Fjordpaarden zijn dun, die kan variëren in lichtheid of tint. Er wordt onderscheid gemaakt tussen bruin dun, grijs dun, rood dun, licht dun en geel dun. De manen zijn meestal tweekleurig - de donkere ruglijn, die duidelijk te zien is op de rug, loopt van de manen tot aan de staart. De zwart-witte manen worden vaak gesneden als staande manen, waarbij het zwarte deel aan de binnenkant langer blijft dan het witte deel. Sommige Noren sieren zelfs uitgebreide creatieve kapsels met verschillende spikes in de tweekleurige manen.
Geschiktheid/gebruik
Het Fjordpaard is een populair vrijetijdspaard. Hij is robuust en trefzeker en door zijn formaat geschikt voor zowel kinderen als volwassenen. Ze laten graag hun kunsten zien op westerntoernooien en rijexamens. Ze worden echter meestal gezien als langlaufpaarden voor recreatieve ruiters. De Noor is minder geschikt voor de klassieke toernooidisciplines dressuur en springen in de hogere klassen. Aan de andere kant blinkt hij uit in therapeutisch rijden, waar zijn vriendelijke karakter hem ten goede komt.
Houding
De Noor is een robuuste pony die het niet goed doet op te rijke weilanden. Zijn afkomst heeft hem zuinig gemaakt, hij heeft niet al te veel energierijk voer nodig - dat maakt hem ziek zoals andere robuuste ponyrassen. Als de houderijomstandigheden goed zijn, als er wordt gezorgd voor beweging en sociaal contact, dan is de Noor vrij ongecompliceerd in de houderij.

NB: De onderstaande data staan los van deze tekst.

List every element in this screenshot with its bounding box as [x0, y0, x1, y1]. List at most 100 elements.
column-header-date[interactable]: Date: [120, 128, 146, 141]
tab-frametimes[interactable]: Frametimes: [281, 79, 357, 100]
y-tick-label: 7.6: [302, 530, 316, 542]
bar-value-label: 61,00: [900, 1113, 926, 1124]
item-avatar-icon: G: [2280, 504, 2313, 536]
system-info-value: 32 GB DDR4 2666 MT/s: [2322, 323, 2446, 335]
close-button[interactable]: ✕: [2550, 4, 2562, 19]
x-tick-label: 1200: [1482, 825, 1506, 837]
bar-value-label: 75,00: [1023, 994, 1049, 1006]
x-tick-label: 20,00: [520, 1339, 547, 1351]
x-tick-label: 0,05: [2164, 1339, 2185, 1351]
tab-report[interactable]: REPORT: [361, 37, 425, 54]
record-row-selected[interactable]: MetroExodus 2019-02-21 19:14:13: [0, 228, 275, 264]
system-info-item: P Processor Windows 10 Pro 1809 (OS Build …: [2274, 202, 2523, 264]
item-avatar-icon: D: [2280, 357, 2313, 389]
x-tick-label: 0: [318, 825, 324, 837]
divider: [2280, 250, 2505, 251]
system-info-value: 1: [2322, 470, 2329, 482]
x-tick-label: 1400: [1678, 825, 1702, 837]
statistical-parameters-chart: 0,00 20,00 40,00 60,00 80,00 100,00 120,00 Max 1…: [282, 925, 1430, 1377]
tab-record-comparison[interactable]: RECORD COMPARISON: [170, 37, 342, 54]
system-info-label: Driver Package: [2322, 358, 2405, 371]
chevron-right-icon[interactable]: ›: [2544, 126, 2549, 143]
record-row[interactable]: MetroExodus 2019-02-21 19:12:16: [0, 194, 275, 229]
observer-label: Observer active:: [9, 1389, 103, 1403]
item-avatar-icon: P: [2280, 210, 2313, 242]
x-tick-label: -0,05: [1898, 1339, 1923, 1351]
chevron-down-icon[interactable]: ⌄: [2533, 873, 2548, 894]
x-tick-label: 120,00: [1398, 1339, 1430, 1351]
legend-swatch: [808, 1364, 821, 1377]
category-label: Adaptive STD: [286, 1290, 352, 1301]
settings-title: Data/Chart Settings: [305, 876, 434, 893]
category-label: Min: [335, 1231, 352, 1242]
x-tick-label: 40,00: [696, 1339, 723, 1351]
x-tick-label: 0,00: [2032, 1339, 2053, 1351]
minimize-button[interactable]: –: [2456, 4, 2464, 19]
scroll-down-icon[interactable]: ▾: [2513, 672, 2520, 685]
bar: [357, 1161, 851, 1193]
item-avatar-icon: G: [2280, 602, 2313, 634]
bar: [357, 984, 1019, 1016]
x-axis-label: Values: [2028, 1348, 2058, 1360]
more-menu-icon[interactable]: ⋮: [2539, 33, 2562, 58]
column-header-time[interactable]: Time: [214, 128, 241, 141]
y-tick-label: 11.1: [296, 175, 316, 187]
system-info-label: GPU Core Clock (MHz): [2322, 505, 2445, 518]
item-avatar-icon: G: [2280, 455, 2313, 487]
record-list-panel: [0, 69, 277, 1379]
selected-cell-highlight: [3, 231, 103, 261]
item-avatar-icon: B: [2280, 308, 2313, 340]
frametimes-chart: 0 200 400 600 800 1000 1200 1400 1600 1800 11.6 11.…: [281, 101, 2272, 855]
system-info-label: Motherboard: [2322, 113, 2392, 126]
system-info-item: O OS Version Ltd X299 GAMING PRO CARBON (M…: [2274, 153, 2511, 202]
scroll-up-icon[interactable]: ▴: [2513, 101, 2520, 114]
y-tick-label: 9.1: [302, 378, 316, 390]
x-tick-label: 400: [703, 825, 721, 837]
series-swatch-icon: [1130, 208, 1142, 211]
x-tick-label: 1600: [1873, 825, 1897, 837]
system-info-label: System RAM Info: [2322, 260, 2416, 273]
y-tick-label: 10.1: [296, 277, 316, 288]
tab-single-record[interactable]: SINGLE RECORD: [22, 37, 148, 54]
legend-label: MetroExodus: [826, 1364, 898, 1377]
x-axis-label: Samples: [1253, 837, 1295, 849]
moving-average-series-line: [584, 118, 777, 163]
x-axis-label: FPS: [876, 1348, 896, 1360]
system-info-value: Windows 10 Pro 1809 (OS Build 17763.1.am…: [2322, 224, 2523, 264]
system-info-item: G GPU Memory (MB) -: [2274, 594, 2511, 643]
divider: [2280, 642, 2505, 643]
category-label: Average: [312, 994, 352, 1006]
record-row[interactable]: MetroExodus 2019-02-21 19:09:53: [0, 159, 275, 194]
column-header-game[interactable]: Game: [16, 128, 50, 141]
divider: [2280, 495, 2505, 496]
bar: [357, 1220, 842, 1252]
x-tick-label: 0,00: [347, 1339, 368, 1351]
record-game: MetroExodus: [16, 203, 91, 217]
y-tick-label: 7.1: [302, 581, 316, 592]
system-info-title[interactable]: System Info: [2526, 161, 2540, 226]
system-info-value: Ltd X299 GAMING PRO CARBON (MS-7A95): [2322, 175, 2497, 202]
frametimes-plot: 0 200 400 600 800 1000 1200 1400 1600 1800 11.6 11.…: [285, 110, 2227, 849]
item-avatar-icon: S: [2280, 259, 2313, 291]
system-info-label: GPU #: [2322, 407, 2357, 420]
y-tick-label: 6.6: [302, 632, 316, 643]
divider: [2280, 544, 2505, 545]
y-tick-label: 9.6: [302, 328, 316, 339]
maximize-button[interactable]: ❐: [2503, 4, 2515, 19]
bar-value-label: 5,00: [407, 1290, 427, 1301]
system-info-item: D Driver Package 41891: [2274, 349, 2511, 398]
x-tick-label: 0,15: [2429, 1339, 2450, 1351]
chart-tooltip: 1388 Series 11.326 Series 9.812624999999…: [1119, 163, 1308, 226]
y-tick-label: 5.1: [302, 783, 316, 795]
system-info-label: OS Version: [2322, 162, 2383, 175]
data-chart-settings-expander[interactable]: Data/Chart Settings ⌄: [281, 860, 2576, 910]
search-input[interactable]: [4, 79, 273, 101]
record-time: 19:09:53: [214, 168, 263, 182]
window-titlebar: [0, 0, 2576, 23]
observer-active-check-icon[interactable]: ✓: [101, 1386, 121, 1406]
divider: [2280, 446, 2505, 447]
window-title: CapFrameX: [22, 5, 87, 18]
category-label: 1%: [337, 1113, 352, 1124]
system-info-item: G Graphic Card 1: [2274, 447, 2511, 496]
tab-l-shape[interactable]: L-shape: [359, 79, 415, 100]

Silke behling is freelance redacteur en werkt in zowel boeken als tijdschriften. Haar publicaties variëren van specialistische boeken tot tijdschriftartikelen. Als gediplomeerd lerares is het gebied van onderwijs en kinderen bijzonder belangrijk voor haar, daarom schrijft ze al vele jaren voor het kindertijdschrift "Piaffino". Als gediplomeerd paardenfysiotherapeut (DIPO) biedt ze ook acupunctuur en fysiotherapie aan voor paarden en honden in de omgeving van Osnabrück. Ze geniet van haar vrije tijd met haar nu 24-jarige Arabische paard El Santee, met wie ze tot 120 kilometer lange endurance wedstrijden reed, en haar twee honden Lotta en Easy.